Sermon 9-20-2015; ‘Noah’

Genesis 6:5-22

 

 

No one can say that scripture is boring.  Not if you read the early chapters of Genesis!  God makes the world and destroys in within eight chapters.  That’s the first twelve pages of my Bible!  God made everything in all creation and pronounced it ‘good’.  Within a short time, it’s not so good anymore.  Here’s the naked truth…  Humankind, like Adam and Eve, have chosen to find wisdom and knowing in their own way, rather than experiencing it through their companionship and trust of God.  By the time we reach Genesis, chapter 6, we read that “The Lord saw that the wickedness of humankind was great in the earth, and that every inclination of the thoughts of their hearts was only evil continually.  And the Lord was sorry that he had made humankind on the earth, and it grieved him to his heart.’

 

This is the part of the Noah’s Ark story that we don’t often hear.  We didn’t sing it this morning in the Children’s Song [Arky, Arky].  We don’t see it on the walls of Children’s Nurseries.  But it’s a part of the story.  Many flood stories from ancient times and places… the story of Noah is not new.  What does this story teach us today?

 

One person can really make a difference.  Is that person you?  Are you Noah to your family, to your Meeting, to your street or neighborhood?  Are you Noah to your company?
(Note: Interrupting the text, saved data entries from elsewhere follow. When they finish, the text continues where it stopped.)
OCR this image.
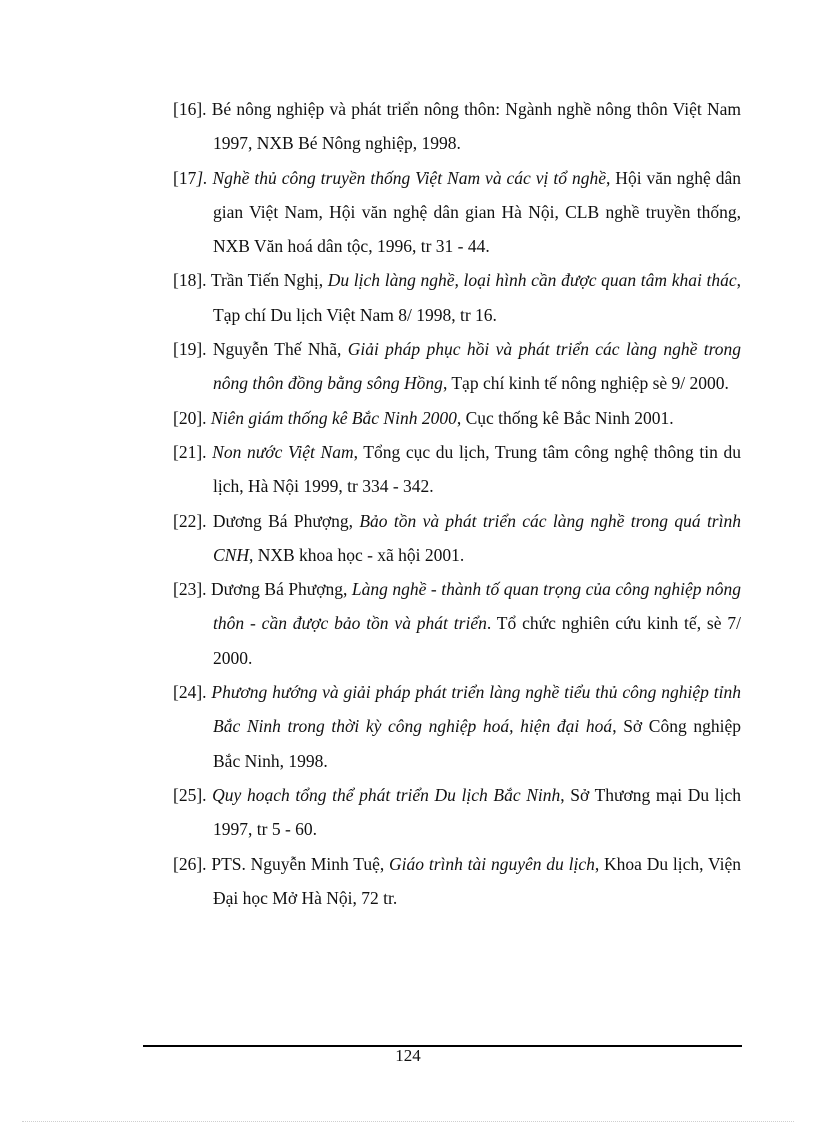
[16]. Bé nông nghiệp và phát triển nông thôn: Ngành nghề nông thôn Việt Nam 1997, NXB Bé Nông nghiệp, 1998.
[17]. Nghề thủ công truyền thống Việt Nam và các vị tổ nghề, Hội văn nghệ dân gian Việt Nam, Hội văn nghệ dân gian Hà Nội, CLB nghề truyền thống, NXB Văn hoá dân tộc, 1996, tr 31 - 44.
[18]. Trần Tiến Nghị, Du lịch làng nghề, loại hình cần được quan tâm khai thác, Tạp chí Du lịch Việt Nam 8/ 1998, tr 16.
[19]. Nguyễn Thế Nhã, Giải pháp phục hồi và phát triển các làng nghề trong nông thôn đồng bằng sông Hồng, Tạp chí kinh tế nông nghiệp sè 9/ 2000.
[20]. Niên giám thống kê Bắc Ninh 2000, Cục thống kê Bắc Ninh 2001.
[21]. Non nước Việt Nam, Tổng cục du lịch, Trung tâm công nghệ thông tin du lịch, Hà Nội 1999, tr 334 - 342.
[22]. Dương Bá Phượng, Bảo tồn và phát triển các làng nghề trong quá trình CNH, NXB khoa học - xã hội 2001.
[23]. Dương Bá Phượng, Làng nghề - thành tố quan trọng của công nghiệp nông thôn - cần được bảo tồn và phát triển. Tổ chức nghiên cứu kinh tế, sè 7/ 2000.
[24]. Phương hướng và giải pháp phát triển làng nghề tiểu thủ công nghiệp tỉnh Bắc Ninh trong thời kỳ công nghiệp hoá, hiện đại hoá, Sở Công nghiệp Bắc Ninh, 1998.
[25]. Quy hoạch tổng thể phát triển Du lịch Bắc Ninh, Sở Thương mại Du lịch 1997, tr 5 - 60.
[26]. PTS. Nguyễn Minh Tuệ, Giáo trình tài nguyên du lịch, Khoa Du lịch, Viện Đại học Mở Hà Nội, 72 tr.
124
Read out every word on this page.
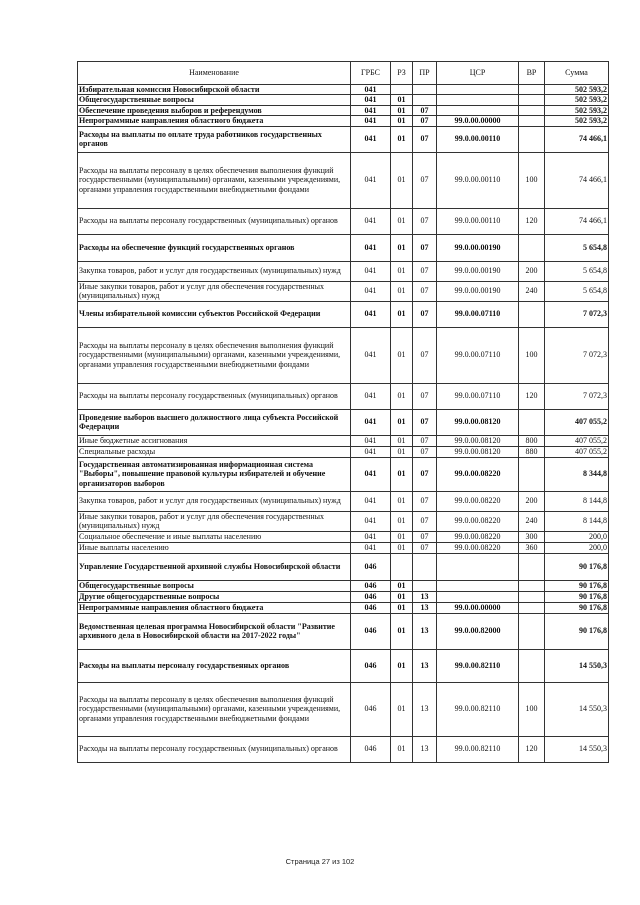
Наименование	ГРБС	РЗ	ПР	ЦСР	ВР	Сумма
Избирательная комиссия Новосибирской области	041					502 593,2
Общегосударственные вопросы	041	01				502 593,2
Обеспечение проведения выборов и референдумов	041	01	07			502 593,2
Непрограммные направления областного бюджета	041	01	07	99.0.00.00000		502 593,2
Расходы на выплаты по оплате труда работников государственных органов	041	01	07	99.0.00.00110		74 466,1
Расходы на выплаты персоналу в целях обеспечения выполнения функций государственными (муниципальными) органами, казенными учреждениями, органами управления государственными внебюджетными фондами	041	01	07	99.0.00.00110	100	74 466,1
Расходы на выплаты персоналу государственных (муниципальных) органов	041	01	07	99.0.00.00110	120	74 466,1
Расходы на обеспечение функций государственных органов	041	01	07	99.0.00.00190		5 654,8
Закупка товаров, работ и услуг для государственных (муниципальных) нужд	041	01	07	99.0.00.00190	200	5 654,8
Иные закупки товаров, работ и услуг для обеспечения государственных (муниципальных) нужд	041	01	07	99.0.00.00190	240	5 654,8
Члены избирательной комиссии субъектов Российской Федерации	041	01	07	99.0.00.07110		7 072,3
Расходы на выплаты персоналу в целях обеспечения выполнения функций государственными (муниципальными) органами, казенными учреждениями, органами управления государственными внебюджетными фондами	041	01	07	99.0.00.07110	100	7 072,3
Расходы на выплаты персоналу государственных (муниципальных) органов	041	01	07	99.0.00.07110	120	7 072,3
Проведение выборов высшего должностного лица субъекта Российской Федерации	041	01	07	99.0.00.08120		407 055,2
Иные бюджетные ассигнования	041	01	07	99.0.00.08120	800	407 055,2
Специальные расходы	041	01	07	99.0.00.08120	880	407 055,2
Государственная автоматизированная информационная система "Выборы", повышение правовой культуры избирателей и обучение организаторов выборов	041	01	07	99.0.00.08220		8 344,8
Закупка товаров, работ и услуг для государственных (муниципальных) нужд	041	01	07	99.0.00.08220	200	8 144,8
Иные закупки товаров, работ и услуг для обеспечения государственных (муниципальных) нужд	041	01	07	99.0.00.08220	240	8 144,8
Социальное обеспечение и иные выплаты населению	041	01	07	99.0.00.08220	300	200,0
Иные выплаты населению	041	01	07	99.0.00.08220	360	200,0
Управление Государственной архивной службы Новосибирской области	046					90 176,8
Общегосударственные вопросы	046	01				90 176,8
Другие общегосударственные вопросы	046	01	13			90 176,8
Непрограммные направления областного бюджета	046	01	13	99.0.00.00000		90 176,8
Ведомственная целевая программа Новосибирской области "Развитие архивного дела в Новосибирской области на 2017-2022 годы"	046	01	13	99.0.00.82000		90 176,8
Расходы на выплаты персоналу государственных органов	046	01	13	99.0.00.82110		14 550,3
Расходы на выплаты персоналу в целях обеспечения выполнения функций государственными (муниципальными) органами, казенными учреждениями, органами управления государственными внебюджетными фондами	046	01	13	99.0.00.82110	100	14 550,3
Расходы на выплаты персоналу государственных (муниципальных) органов	046	01	13	99.0.00.82110	120	14 550,3
Страница 27 из 102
To your community?  To your world – however far that extends?  In all of creation, God could find only one person who could make a difference – Noah found favor with God.  Noah walked with God.  Noah paced himself with God’s steps.  Noah enjoyed God’s companionship.  Noah moved with God – not ahead of God, but with God.  Are you Noah?

 

By the time of Noah, all the earth was corrupt.  It was filled with violence. And God told Noah he would destroy it.  The Hebrew word for corrupt – ‘shachath’ – is the same word for destroy. ‘Because of their shachat, I will shachat.’  The punishment fits the crime. The whole world for the whole world.  God will allow humanity to endure the consequences of their own choices. 

 

Yesterday was my grandson’s birthday.  Benjamin turned 5 years old.  When I called and spoke to his dad, Seth told me they were struggling with celebrating and disciplining – all at the same time.  A few days before, Ben had taken off running – escaping his parents by at least a block or so, and scared them to death.  He has no fear, no restraint – this little man!  Seth told me they were shaping his punishment to teach him – to hold him accountable.  In the Noah story, humankind had taken off running from God, and now, finally, with every inclination only evil, with violence and corruption, with creation untended and violated, they would be held accountable.   

 

God remembered Noah.  God knew Noah.  God came to Noah, and told him of God’s plan and promise.  Well before the rains came, Noah knew.  And Noah did just as God commanded him.  He built an ark.  He put his family inside – but not just his family.  Noah carried the family of creation.  Every animal, every creeping thing, every bird, everything that stirs on the earth went into the ark.  When Scott Russell Sanders spoke here Friday evening, he reminded us that all living things – not just some – were taken into Noah’s ark.  If it was in the world, God had wanted it in the world, and God wanted it to continue.  Noah was not given discretion to make choices of what would be included, and what not to take.  God wanted it all there.  Sanders spoke of the ark as the container that preserved everything – all things were valued – through troubled times. You never know what you might need when you land on solid ground again.

The ark lands safely, once the flood waters subside, and God speaks to Noah again.  Humankind may never change – we may never honor God as was intended, but God has changed.  God’s heart has changed.  God makes a promise to Noah, and to all of us, that there will never be ‘shachath’ again – no flood will destroy the earth and all creation.  No one can deny our repeated offense to God against creation… the legitimate concern for pollution, for the destruction of land, the misuse of water, the rising temperature of the earth… God must be grieving again.  But God’s promise prevails.  The waters of the heavens and earth will remain separated, as they were at the first creation.  God intended re-creation of the world, once the ark landed, moves on. 

 

One person makes a difference.  One curator, one keeper, of creation.  One commitment to the wellbeing of creation, in all its forms.  One person who will stand against violence – against corruption.  One person who converses with God – who walks with God – who hears and pays attention to what God is thinking, doing, and hoping for God’s world – for us.  One Noah.  

 

Oh that our Meeting could be Noah for the world.  One Meeting, resolved to work together as stewards of creation – caring for creation concerns in our own city.  Known for our keeping of creation.  A ‘green team’ - wearing our First Friends tee-shirts, marked as those who’ve come from the ark, working together side by side, cleaning waterways, picking up litter, finding ways to walk with God, in and for creation.   

 

The American author, Edward Everett Hale once said, “I am only one, but still I am one. I cannot do everything; but still I can do something; and because I cannot do everything I will not refuse to do the something that I can do.”  Noah was only one person.  He was the only one.  One person can make a difference.  Is that person you?  One person can make a difference.  That person is you.